PAS between the PPC and M1 with PA orientation. Aftereffects of PPC–M1PA+5 ms, PPC–M1PA−5 ms, and random PAS (A) and PPC–M1PA+50 ms, PPC–M1PA+20 ms, PPC–M1PA−20 ms, and PPC–M1PA−50 ms PAS (B) on MEP amplitude at baseline and different time points. C, Mean normalized data (percentage of change compared with baseline) obtained at the 11–15 min block after each PAS protocol.

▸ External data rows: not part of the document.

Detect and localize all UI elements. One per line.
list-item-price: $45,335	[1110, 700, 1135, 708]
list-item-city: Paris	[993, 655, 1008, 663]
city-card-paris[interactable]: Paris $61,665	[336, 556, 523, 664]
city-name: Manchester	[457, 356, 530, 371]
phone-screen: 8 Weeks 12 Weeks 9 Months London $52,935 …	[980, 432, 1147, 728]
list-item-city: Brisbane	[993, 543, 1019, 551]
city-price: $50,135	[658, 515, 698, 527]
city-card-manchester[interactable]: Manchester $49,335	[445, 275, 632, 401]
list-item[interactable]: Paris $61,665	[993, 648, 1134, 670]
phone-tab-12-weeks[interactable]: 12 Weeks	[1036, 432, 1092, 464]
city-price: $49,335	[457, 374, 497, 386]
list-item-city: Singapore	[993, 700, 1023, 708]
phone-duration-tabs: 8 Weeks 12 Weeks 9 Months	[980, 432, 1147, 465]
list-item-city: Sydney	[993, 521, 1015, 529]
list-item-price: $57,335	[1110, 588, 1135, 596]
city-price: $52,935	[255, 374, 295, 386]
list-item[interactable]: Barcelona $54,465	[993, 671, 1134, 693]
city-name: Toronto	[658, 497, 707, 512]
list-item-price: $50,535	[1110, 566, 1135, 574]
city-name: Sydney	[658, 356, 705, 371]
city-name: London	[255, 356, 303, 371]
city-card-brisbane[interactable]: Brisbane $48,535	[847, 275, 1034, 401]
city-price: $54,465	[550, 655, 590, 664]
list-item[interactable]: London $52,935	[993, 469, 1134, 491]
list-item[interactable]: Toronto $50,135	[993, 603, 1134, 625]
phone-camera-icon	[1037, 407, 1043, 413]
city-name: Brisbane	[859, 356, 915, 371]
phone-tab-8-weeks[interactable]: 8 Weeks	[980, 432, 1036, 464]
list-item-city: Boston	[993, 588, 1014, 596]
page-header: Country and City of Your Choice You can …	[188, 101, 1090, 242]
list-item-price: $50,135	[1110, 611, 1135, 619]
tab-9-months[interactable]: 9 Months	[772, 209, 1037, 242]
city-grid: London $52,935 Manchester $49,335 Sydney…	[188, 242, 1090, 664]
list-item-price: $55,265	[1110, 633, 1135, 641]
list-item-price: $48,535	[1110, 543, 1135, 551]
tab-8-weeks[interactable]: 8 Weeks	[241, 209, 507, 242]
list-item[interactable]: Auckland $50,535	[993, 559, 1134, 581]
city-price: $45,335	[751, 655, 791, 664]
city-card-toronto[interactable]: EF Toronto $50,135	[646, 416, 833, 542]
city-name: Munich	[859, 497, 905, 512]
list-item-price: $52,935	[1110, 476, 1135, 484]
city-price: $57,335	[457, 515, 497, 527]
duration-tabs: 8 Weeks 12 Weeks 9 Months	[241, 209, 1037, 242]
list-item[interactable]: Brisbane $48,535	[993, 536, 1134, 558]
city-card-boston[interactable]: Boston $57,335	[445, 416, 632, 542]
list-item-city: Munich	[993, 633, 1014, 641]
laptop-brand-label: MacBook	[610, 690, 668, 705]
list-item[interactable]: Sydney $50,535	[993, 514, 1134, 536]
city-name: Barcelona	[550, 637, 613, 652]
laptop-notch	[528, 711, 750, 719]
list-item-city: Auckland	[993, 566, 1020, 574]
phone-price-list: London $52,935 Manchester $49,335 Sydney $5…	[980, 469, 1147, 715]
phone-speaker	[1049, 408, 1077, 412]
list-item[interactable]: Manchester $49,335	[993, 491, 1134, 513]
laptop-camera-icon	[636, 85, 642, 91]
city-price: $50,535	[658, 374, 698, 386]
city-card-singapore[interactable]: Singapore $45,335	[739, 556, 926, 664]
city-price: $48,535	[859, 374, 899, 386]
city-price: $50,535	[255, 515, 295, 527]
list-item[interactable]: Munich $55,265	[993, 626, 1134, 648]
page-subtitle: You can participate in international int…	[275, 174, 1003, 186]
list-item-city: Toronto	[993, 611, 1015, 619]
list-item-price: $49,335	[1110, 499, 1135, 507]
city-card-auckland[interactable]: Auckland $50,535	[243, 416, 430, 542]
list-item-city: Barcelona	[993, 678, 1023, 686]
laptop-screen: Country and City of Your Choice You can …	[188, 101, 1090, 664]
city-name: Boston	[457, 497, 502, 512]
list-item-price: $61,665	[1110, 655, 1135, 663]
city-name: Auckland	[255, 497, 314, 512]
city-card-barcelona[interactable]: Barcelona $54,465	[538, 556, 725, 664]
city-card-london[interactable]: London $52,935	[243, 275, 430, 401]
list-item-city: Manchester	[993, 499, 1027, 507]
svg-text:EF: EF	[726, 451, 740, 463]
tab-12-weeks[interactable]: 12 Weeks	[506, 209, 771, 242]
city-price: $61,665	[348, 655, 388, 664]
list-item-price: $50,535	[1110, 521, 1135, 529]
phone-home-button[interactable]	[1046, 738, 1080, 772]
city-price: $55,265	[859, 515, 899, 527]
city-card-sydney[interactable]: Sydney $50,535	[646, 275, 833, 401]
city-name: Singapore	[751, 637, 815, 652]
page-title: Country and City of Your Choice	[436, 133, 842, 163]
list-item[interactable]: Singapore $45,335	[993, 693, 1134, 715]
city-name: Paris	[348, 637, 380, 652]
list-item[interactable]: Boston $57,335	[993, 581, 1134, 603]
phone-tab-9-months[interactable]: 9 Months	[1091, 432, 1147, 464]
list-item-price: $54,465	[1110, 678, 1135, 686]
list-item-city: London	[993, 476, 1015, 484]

The emerging temporal profile follows the rules of anti-Hebbian STDP. D, Mean MEP amplitude during the paired PPC–M1 plasticity-inducing protocols at −5, −20, +5, and +20 ms. Error bars indicate SEM. *p < 0.05.

Figure 3.

PAS between the PPC and M1 with AP orientation. A, Mean MEP latencies obtained with different coil orientations. B, Aftereffects of PPC–M1AP+5 ms and PPC–M1AP−5 ms PAS on MEP amplitude. The induced STDP is opposite to that in Figure 2, compatible with a temporal profile that follows the rules of standard Hebbian STDP. C, Aftereffects of PPC–M1AP+5 ms PAS on MEP amplitude tested with different coil orientations. D, Mean MEP amplitude during the paired PPC–M1AP plasticity-inducing protocols at −5 and +5 ms. Error bars indicate SEM. *p < 0.05 compared with baseline. In B, * refers to MEP PA and ° refers to MEP AP.

Figure 4.

State dependency of PAS. Aftereffects of PPC–M1PA+5 ms and PPC–M1PA−5 ms PAS protocols on MEP amplitude when performed with subjects slightly contracting the FDI muscle during the entire protocol. Note that the effects are opposite to those induced by the same protocols when performed with subjects at rest (see Fig. 2). Error bars indicate SEM. *p < 0.05.

Figure 5.

Topographical specificity of PAS effects. Aftereffects of the PPC–M1PA−5 ms PAS protocol on MEP recorded from the FDI and the ADM muscles. The PAS protocol was applied over the “hotspot” area for the FDI. Error bars indicate SEM. *p < 0.05.

Figure 6.

PAS effects on SICI/ICF intracortical circuits. Aftereffects of the PPC–M1PA+5 ms (A) and PPC–M1PA−5 ms (B) protocols assessed by standard SICI and ICF paired-pulse protocols. Error bars indicate SEM. *p < 0.05.

Figure 7.

PAS effects on SLAI and SICF intracortical circuits. A, B, Aftereffects of the PPC–M1PA+5 ms (A) and PPC–M1PA−5 ms (B) protocols assessed by SLAI. C, D, Aftereffects of the PPC–M1PA+5 ms (C) and PPC–M1PA−5 ms (D) protocols assessed by SICF protocols. Error bars indicate SEM.